The Washington Redskins signed free agent DeSean Jackson on Wednesday to a three-year, $24 million deal, and see the speedy wide receiver as the missing piece for the team’s return to the playoffs. Jackson was released Friday by the Philadelphia Eagles and there was talk of him going to other teams besides Washington. After their first meeting went sour, and the New York Jets already expressing interest before he was released, it looked like Jackson was ultimately going to end up somewhere else. Wide receivers Pierre Garcon, the team’s leading wide out last year, DeAngelo Hall and quarterback Robert Griffin III (RG3) spoke outwardly that they wanted the three-time pro-bowler, and on Wednesday, their team made it happen. DeSean Jackson gives the Washington Redskins the dynamic receiver they have been missing, and they see him, paired with Garcon, as their missing piece to a now dangerous wide-out core.

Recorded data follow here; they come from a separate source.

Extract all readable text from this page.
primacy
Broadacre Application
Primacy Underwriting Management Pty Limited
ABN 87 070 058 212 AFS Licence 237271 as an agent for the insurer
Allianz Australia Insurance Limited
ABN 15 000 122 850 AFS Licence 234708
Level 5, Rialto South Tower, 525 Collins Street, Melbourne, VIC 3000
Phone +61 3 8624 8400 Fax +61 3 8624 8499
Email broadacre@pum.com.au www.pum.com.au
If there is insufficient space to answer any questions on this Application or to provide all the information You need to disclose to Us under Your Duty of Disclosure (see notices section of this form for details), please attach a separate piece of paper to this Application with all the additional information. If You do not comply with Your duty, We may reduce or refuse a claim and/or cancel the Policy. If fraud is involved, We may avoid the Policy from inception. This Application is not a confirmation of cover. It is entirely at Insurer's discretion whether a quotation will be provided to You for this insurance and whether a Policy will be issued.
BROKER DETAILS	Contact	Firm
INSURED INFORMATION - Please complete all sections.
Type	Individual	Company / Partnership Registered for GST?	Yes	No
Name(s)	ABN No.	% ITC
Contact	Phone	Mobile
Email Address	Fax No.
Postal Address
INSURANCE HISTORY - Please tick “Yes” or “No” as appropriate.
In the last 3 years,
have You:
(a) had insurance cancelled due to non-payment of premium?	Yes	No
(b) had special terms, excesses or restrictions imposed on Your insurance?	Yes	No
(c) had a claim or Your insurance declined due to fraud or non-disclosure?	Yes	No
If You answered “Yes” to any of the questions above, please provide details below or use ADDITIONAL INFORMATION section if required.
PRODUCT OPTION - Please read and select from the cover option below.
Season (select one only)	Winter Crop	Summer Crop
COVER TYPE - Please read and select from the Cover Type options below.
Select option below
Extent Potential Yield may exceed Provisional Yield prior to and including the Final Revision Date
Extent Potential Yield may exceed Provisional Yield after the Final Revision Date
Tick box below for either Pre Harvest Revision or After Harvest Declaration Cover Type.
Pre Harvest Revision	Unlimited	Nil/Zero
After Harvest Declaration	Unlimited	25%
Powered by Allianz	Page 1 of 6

Jackson was released by the Eagles on Friday, but it was not performance related. Jackson had been fantastic as an Eagle, averaging over 1,000 receiving yards and five touchdowns from 2008-2011, and after an injury plagued 2012 season, Jackson went off last year for over 1,300 yards and nine touchdowns. Shortly before Friday a story came out that Jackson had gang affiliations, and paired with his already volatile demeanor, the Eagles did not think he was good fit anymore. Jackson responded immediately to the statement, saying he has no gang affiliations and never has, but it was too late as the Eagles still released him.
Washington is getting a wide-out that averages over 17 yards every time he catches the ball, something they have not had in player since 2005 when Santana Moss did it. RG3 struggled last year, due to his ACL surgery and a sophomore slump, and Alfred Morris, though posting close to 1,300 rushing yards, was not as effective as the year before. DeSean Jackson gives the Washington Redskins that missing piece that other teams have to see as a threat and shift more focus onto, freeing up the other players to make plays.
Pirre Garcon had a great 2013 season, registering 113 receptions for 1,346 yards and five touchdowns, very similar to Jackson’s numbers. But Garcon is more of a possession receiver, where Jackson, at 28, is still, and always will be, a deep ball threat; Jackson has more catches of 40 yards-plus than any other player since 2008. The Redskins had that deep ball threat in Santana Moss, but his age and injuries have made him a shell of his former self. Jackson fills that void, so if opposing teams shift coverage towards Garcon, Jackson will make an impact, and vice versa. The Redskins were ninth in the league last year in offensive yards, but only 23rd in points. Jackson has a nose for the end zone that should up those numbers. RG3 was sacked 38 times last year, in only 13 games and he threw 12 interceptions, usually because he tried to force it into coverage. Jackson spreads the field, creating more one on one scenarios for the other receivers and allows RG3 and Alred Morris more room to run, as defenders will have to respect Jackson’s speed and not crowd the box.
There are two games on Washington’s schedule that should already be circled, and they are both against the Philadelphia Eagles. Jackson has never had to face an old team before, it will interesting to see how he responds. Garcon pulled in 113 catches last year, tight end Jordan Reed only played nine games and was still second on the team with 45 catches, and RG3 loves to dump it down to his running backs. With a history of getting angry when he is not given the ball, it will mark noting how Jackson responds if his catches go down. RG3 is the leader of the team, and loves to tell everyone what he is thinking; a second voice, possibly in opposition, could cause trouble in the locker room, especially if it is coming from a veteran. New Head Coach, Jay Gruden, has a history of successfully dealing with players that have off-field troubles, hopefully for him, he can control any outburst coming from his new wide receiver. Regardless, the Washington Redskins now see their offense as a prolific one, and DeSean Jackson is missing piece to their puzzle board of an offense; it is now complete.